Ruddy v. Ruddy

464 So. 2d 590 | Fla. Dist. Ct. App. | 1985

Lead Opinion

PER CURIAM.

In this dissolution of marriage case, the wife makes two contentions on appeal. First, the wife contends that the trial court erred in denying her request for lump sum alimony or special equity. Second, the wife contends that the trial court erred in awarding to the husband the wife’s interest in two pieces of jointly held property.

*591As to the first contention, we affirm. See Conner v. Conner, 439 So.2d 887 (Fla.1983).

As to the second contention, we agree with the wife and reverse. The trial court was without authority to make the award to the husband of the wife’s interest in jointly held property simply on the basis of the husband’s general prayer for equitable distribution. See Hu v. Hu, 432 So.2d 1389 (Fla. 2d DCA 1983). We feel that a divestment of real property in a dissolution of marriage case should not be without proper pleadings and the opportunity to respond.

The purpose of the award was to repay the husband for money withdrawn by the wife from a joint account pending the dissolution.

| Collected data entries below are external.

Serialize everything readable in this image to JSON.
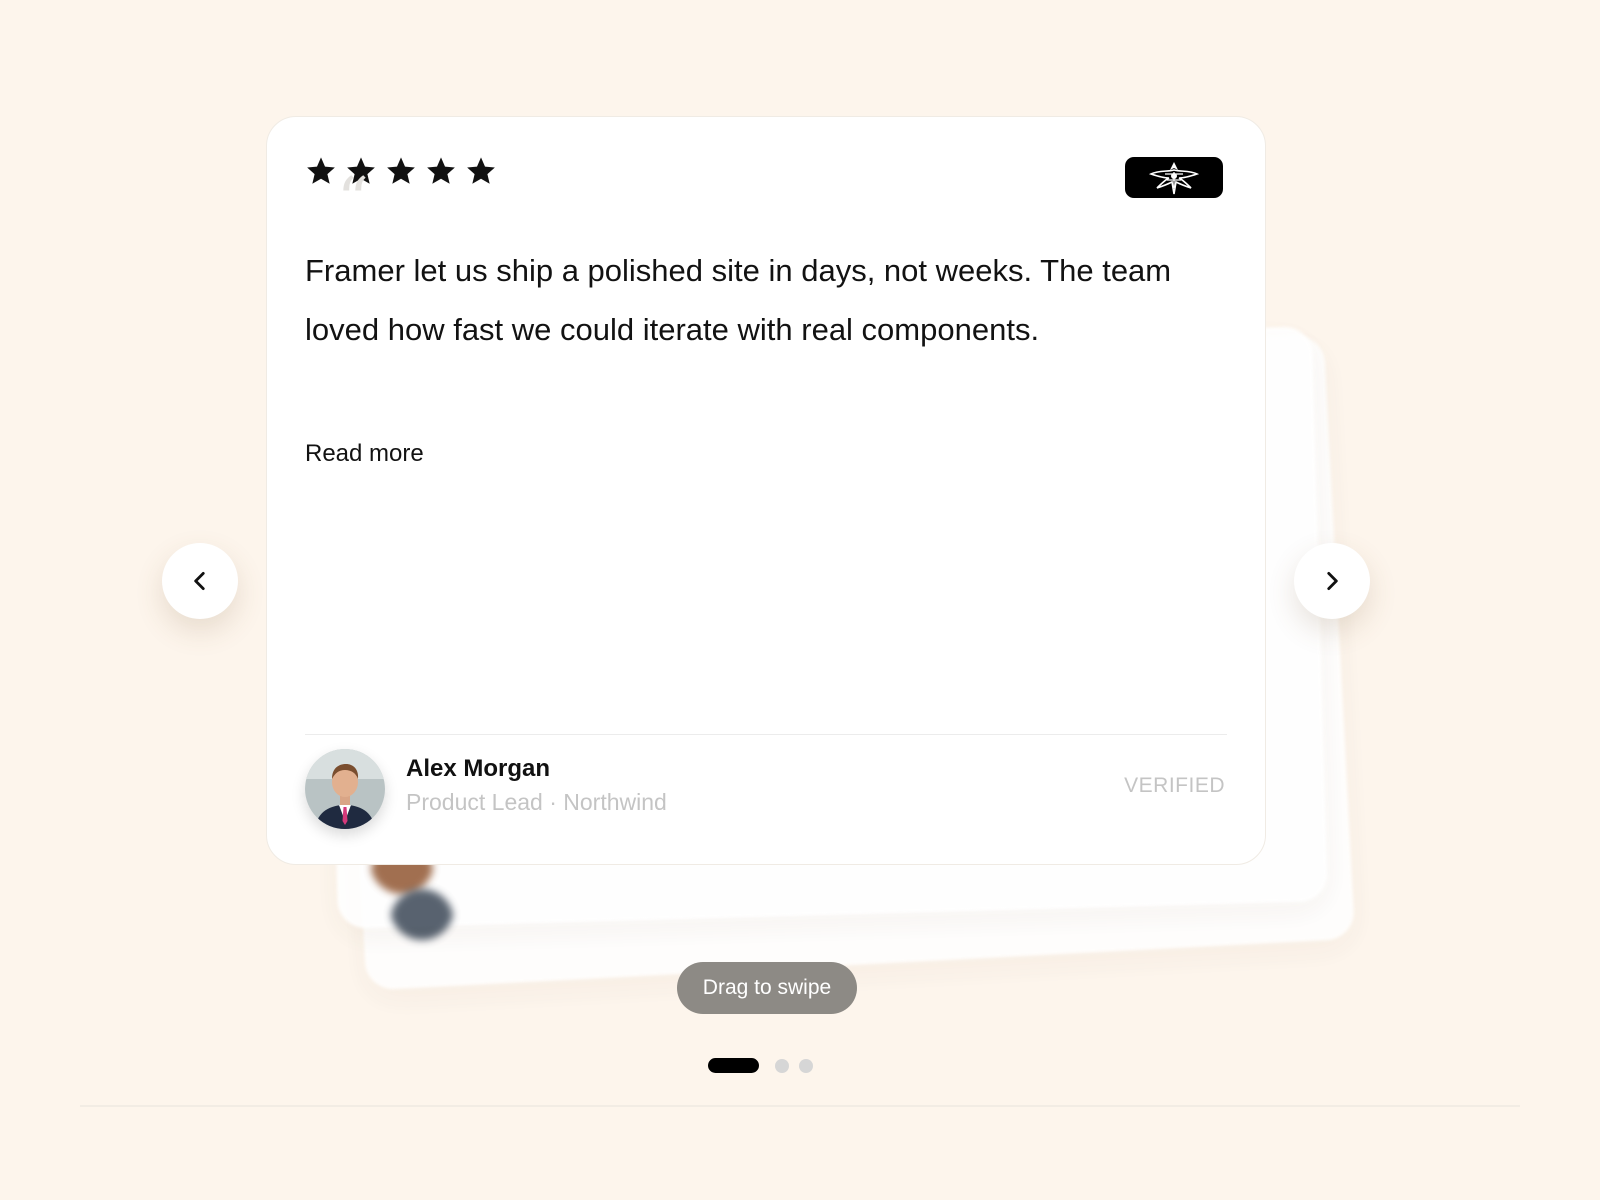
{
  "testimonial": {
    "rating": 5,
    "quote_mark": "“",
    "quote": "Framer let us ship a polished site in days, not weeks. The team loved how fast we could iterate with real components.",
    "read_more": "Read more",
    "author": {
      "name": "Alex Morgan",
      "role": "Product Lead · Northwind"
    },
    "verified": "VERIFIED",
    "logo_icon": "winged-emblem-icon"
  },
  "navigation": {
    "prev_icon": "chevron-left-icon",
    "next_icon": "chevron-right-icon"
  },
  "drag_hint": "Drag to swipe",
  "pagination": {
    "total": 3,
    "active_index": 0
  },
  "colors": {
    "background": "#fdf5ec",
    "card": "#ffffff",
    "text": "#121212",
    "muted": "#c4c4c4",
    "pill": "#8d8a85",
    "active_dot": "#000000",
    "inactive_dot": "#d6d6d6"
  }
}
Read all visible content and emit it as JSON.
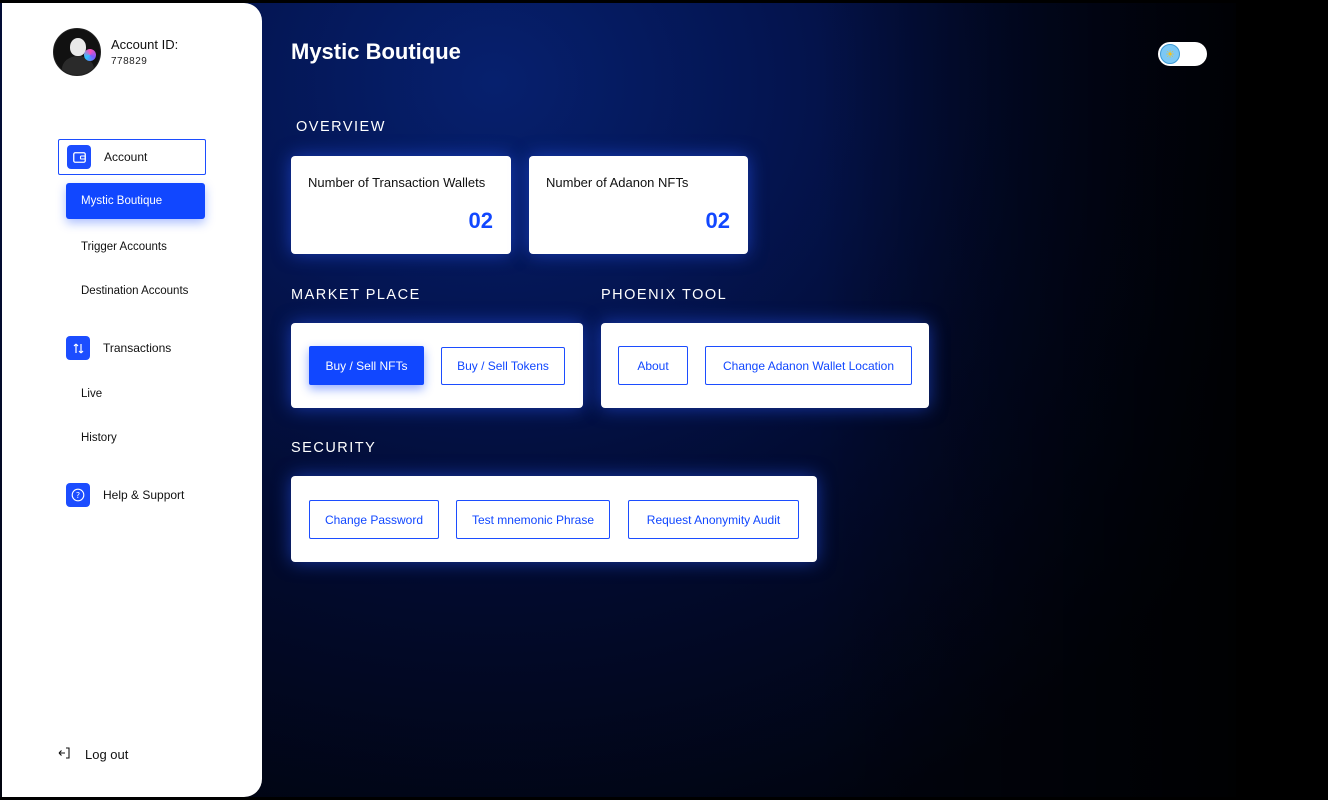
{
  "profile": {
    "account_label": "Account ID:",
    "account_id": "778829",
    "avatar_icon": "anonymous-avatar-icon"
  },
  "sidebar": {
    "account": {
      "label": "Account",
      "icon": "wallet-icon"
    },
    "account_items": [
      {
        "label": "Mystic Boutique",
        "active": true
      },
      {
        "label": "Trigger Accounts"
      },
      {
        "label": "Destination Accounts"
      }
    ],
    "transactions": {
      "label": "Transactions",
      "icon": "transfer-arrows-icon"
    },
    "transaction_items": [
      {
        "label": "Live"
      },
      {
        "label": "History"
      }
    ],
    "help": {
      "label": "Help & Support",
      "icon": "question-icon"
    },
    "logout": {
      "label": "Log out",
      "icon": "logout-icon"
    }
  },
  "header": {
    "title": "Mystic Boutique",
    "theme_toggle_icon": "sun-cloud-icon"
  },
  "overview": {
    "title": "OVERVIEW",
    "stats": [
      {
        "label": "Number of Transaction Wallets",
        "value": "02"
      },
      {
        "label": "Number of Adanon NFTs",
        "value": "02"
      }
    ]
  },
  "market_place": {
    "title": "MARKET PLACE",
    "buttons": [
      {
        "label": "Buy / Sell NFTs",
        "primary": true
      },
      {
        "label": "Buy / Sell Tokens"
      }
    ]
  },
  "phoenix_tool": {
    "title": "PHOENIX TOOL",
    "buttons": [
      {
        "label": "About"
      },
      {
        "label": "Change Adanon Wallet Location"
      }
    ]
  },
  "security": {
    "title": "SECURITY",
    "buttons": [
      {
        "label": "Change Password"
      },
      {
        "label": "Test mnemonic Phrase"
      },
      {
        "label": "Request Anonymity Audit"
      }
    ]
  },
  "colors": {
    "accent": "#1147ff",
    "background_dark": "#041552",
    "card": "#ffffff"
  }
}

According to the wife, the withdrawal was a form of self help to offset greater social security benefits accruing to the husband because the wife had not drawn wages when they had worked together in their marina businesses. Upon remand the trial court could order the wife to repay the sum. The record indicates ample liquid assets from which repayment could be made. But even if not, repayment could be ordered within a time which would permit her for that purpose to sell or mortgage whatever portions of her property she chooses. Another alternative could be the same type of award to the husband as initially made but pursuant to proper pleadings therefor and after' consideration of any response thereto by the wife.1

Affirmed in part, Reversed in part, and Remanded.

RYDER, C.J., and LEHAN, J., concur. GRIMES, J., concurs in part and dissents in part with opinion.

. The dissent notes that the wife does not complain to us about the trial court’s choice of properties or the value of the wife’s real property chosen by the trial court to award to the husband. We respectfully respond that since, as we have concluded, the trial court under the circumstances of this case lacked authority to make any award of her real property to the husband, that aspect was not and need not have been in issue. Whether she complained about the trial court choosing particular property does not seem relevant to the issue of whether the court had that authority.






Concurrence in Part

GRIMES, Judge,

concurring in part, dissenting in part.

Practically all the parties’ assets were jointly owned. As a consequence of the final judgment, the parties now own these assets as tenants in common. However, pending the dissolution, the wife surreptitiously withdrew $30,000 from a joint account. She loaned $20,000 to friends and relatives and used the balance to buy a $10,000 certificate of deposit in the name of herself and certain relatives. As a consequence of this conduct, the court directed the wife to convey to the husband her one half interest in two parcels of property having an approximate total value of $30,-000. It is this portion of the final judgment which prompts the majority to reverse.

This is not a case like Hu v. Hu, in which this court set aside a judgment ordering a transfer of property to the husband as part of equitable distribution because the husband had not pled for alimony or a special equity in the property. Here, the court was simply attempting to return the parties to the status quo. The husband did not address this matter, in the pleadings because he did not know about it until after he had filed his petition for dissolution. If the wife had not already disposed of most of the money, the court could have ordered her to return it. Since this was not possible, the court ordered the wife to convey to the husband her one half interest in property of equivalent value. It is significant to note that the wife does not complain of the court’s choice of properties or that the value thereof exceeded $30,000.